Indeed, jewelry played an outsize role in creating her persona — particularly several ruby and diamond pieces — during her rise to stardom in the late 1940s.

“She went from singing 300 years of operatic music as an overweight young woman to becoming an icon of elegance and beauty,” said Stefano Papi, co-author of “20th-Century Jewelry & the Icons of Style,” which includes a lengthy chapter on Callas, published in 2013. “She became quite beautiful in a very short time, and jewelry was a part of the Callas persona.”

Many of her jewels were bought by her husband, Giovanni Battista Meneghini, a wealthy industrialist 28 years her senior whom she married in 1949, and who guided much of her early career.

“For example,” Mr. Papi said, “for her triumphant performance in Cherubini’s ‘Medea’ at La Scala in December 1953, Meneghini bought her a ruby and diamond parure, comprising a necklace, bracelet and ear clips. This set was bought at Faraone in Milan, which was one of the most esteemed jewelers of the time and famous for selling the work of Harry Winston.”

(Mr. Papi’s book noted that information about the makers of much of Callas’s jewelry was scarce, although many specialists have said that most of it appeared to have been made by Harry Winston. The jewelry house declined to comment for this article.)

And for the famous 1955 production of “La Traviata” at La Scala, directed by Luchino Visconti, Mr. Papi said that Meneghini presented her with an emerald and diamond necklace, bangle, and pendant earrings, and a ring featuring a 37.56-carat step-cut emerald and baguette diamonds. Its maker was also never disclosed, he said.

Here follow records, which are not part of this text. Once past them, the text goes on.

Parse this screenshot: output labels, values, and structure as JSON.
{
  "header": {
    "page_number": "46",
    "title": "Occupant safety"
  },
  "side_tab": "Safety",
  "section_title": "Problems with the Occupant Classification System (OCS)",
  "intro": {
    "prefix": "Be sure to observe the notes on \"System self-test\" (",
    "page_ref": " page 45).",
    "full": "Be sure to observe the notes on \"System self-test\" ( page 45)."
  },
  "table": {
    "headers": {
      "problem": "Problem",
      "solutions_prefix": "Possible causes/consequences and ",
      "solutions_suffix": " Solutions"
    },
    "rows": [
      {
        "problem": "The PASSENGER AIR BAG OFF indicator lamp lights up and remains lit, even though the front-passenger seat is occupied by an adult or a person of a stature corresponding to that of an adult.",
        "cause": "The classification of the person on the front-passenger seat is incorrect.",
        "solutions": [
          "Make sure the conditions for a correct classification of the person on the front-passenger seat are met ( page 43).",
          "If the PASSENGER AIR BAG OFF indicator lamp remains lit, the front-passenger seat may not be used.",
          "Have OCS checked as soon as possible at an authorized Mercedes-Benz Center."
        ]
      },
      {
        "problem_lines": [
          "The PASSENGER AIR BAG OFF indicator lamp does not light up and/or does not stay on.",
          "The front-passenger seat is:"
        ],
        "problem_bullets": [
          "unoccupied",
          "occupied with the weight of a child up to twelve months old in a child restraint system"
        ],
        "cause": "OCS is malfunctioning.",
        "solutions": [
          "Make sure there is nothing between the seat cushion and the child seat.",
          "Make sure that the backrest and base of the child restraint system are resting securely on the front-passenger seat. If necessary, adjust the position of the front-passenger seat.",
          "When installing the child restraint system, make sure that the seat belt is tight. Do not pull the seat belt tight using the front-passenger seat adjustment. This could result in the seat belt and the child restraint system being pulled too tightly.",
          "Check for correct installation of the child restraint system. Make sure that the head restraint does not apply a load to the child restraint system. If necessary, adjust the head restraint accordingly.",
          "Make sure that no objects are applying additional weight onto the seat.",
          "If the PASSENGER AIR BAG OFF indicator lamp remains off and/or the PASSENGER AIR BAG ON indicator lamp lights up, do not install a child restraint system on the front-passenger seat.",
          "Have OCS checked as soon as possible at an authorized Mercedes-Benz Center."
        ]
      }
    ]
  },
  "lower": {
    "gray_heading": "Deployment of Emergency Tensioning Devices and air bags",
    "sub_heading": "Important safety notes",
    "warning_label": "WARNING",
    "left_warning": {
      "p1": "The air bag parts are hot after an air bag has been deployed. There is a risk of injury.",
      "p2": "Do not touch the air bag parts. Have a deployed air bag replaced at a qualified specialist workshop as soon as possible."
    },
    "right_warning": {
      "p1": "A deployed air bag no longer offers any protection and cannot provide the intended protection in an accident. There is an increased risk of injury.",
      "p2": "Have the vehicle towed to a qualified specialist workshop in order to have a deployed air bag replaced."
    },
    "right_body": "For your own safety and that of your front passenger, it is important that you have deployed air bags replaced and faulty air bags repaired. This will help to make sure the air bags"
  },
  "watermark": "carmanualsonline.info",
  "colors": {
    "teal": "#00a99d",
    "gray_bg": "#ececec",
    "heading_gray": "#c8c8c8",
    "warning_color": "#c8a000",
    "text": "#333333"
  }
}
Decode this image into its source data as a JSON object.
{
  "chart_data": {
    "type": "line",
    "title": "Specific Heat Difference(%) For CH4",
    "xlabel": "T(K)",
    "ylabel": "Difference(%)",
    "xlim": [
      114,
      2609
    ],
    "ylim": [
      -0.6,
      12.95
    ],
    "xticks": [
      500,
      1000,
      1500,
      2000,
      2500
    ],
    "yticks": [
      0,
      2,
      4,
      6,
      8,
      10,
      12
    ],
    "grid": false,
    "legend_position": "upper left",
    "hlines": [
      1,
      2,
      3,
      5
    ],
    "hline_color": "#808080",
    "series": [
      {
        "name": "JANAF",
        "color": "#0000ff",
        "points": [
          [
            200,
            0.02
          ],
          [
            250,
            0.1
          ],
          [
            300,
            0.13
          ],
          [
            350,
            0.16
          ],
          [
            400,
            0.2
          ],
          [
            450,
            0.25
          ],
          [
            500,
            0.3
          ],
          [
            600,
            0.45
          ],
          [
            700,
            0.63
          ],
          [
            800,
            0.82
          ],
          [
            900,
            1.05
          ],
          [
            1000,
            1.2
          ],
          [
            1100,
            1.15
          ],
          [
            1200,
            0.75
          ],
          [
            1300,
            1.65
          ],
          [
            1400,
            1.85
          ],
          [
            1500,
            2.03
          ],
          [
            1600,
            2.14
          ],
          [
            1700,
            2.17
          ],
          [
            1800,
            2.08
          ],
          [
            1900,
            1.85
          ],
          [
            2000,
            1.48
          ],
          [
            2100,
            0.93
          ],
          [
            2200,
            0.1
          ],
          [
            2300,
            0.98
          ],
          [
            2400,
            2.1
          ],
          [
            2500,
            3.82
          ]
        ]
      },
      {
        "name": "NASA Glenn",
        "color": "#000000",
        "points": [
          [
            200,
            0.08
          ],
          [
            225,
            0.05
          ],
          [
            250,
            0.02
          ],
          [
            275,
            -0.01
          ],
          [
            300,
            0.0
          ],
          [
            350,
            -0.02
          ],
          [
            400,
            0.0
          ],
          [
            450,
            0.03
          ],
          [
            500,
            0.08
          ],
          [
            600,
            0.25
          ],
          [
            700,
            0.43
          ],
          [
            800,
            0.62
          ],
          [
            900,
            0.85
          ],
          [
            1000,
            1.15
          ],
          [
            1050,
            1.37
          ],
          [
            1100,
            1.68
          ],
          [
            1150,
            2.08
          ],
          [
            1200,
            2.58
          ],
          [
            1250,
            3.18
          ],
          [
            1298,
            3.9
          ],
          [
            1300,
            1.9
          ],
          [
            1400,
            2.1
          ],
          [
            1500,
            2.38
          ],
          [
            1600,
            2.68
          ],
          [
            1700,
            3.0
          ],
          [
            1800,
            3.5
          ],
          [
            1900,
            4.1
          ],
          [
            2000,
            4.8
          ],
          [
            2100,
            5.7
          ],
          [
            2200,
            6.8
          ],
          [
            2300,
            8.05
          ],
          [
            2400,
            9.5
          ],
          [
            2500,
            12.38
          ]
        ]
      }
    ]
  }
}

During her time at La Scala, Mr. Papi noted, onstage she often wore high jewelry pieces — not costume jewelry — that were loans from some of the prestige jewelry houses in the city.

As Callas’s professional status and wealth grew, so did her private collection of gems. She amassed pieces by Harry Winston as well as several by Cartier, including a 1972 flower brooch that was revived for the Cartier Collection, an in-house collection of vintage pieces dating back as far as the 1850s. A brooch of the famous Cartier panther rendered in gold, enamel and emerald was also among her favorites.

“Like so many other important women of the time, Maria Callas chose Cartier for jewelry that reflected her personality,” Pierre Rainero, the international image, style and heritage director at Cartier, wrote in an email. “When I think of the relationship between Maria Callas and the maison, the quote of another brilliant woman comes to mind, the Mexican actress María Félix, who said, ‘Cartier has always been the jeweler of the aristocracy of blood, but also of talent.’”

In 1959, at the height of her career, Callas left Meneghini for the wealthy shipping magnate Aristotle Onassis. He lavished her with even more jewelry, mostly from Van Cleef & Arpels (“Ari’s total understanding of women comes out of a Van Cleef & Arpels catalog,” she was famously quoted as saying).

Another signature piece from Van Cleef — seen on Callas in dozens of photos from the period — was Cinq Feuilles (Five Leaves), a platinum brooch of six Burmese rubies totaling 15.77 carats and diamonds totaling 16.35 carats.

Mr. Papi said Callas often carried an 18-karat gold and diamond evening bag, and wore a sapphire and diamond brooch, as well as earrings and a bracelet in coral, pearl, diamond and turquoise, all by Van Cleef & Arpels.

Much of her jewelry was sold at a Sotheby’s auction in 2004, although the seller’s identity was never revealed (her mother and sister battled Meneghini, whom Callas never divorced, over the estate, reportedly splitting the jewelry; many believe that Meneghini’s devoted maid eventually inherited most of it).

Callas’s last years were troubled: She had largely retreated from society after Onassis left her for Jacqueline Kennedy in 1968; she had problems with her voice and professional relationships.

It was a sad ending to a remarkable life, one that was played by Callas the diva and all the jewelry and glamour that she utilized to achieve it.

“When she and other women of that era became successful, it was to create an image of power,” Mr. Papi said. “Jewelry does that. And jewelry certainly helped turn Maria into Callas.”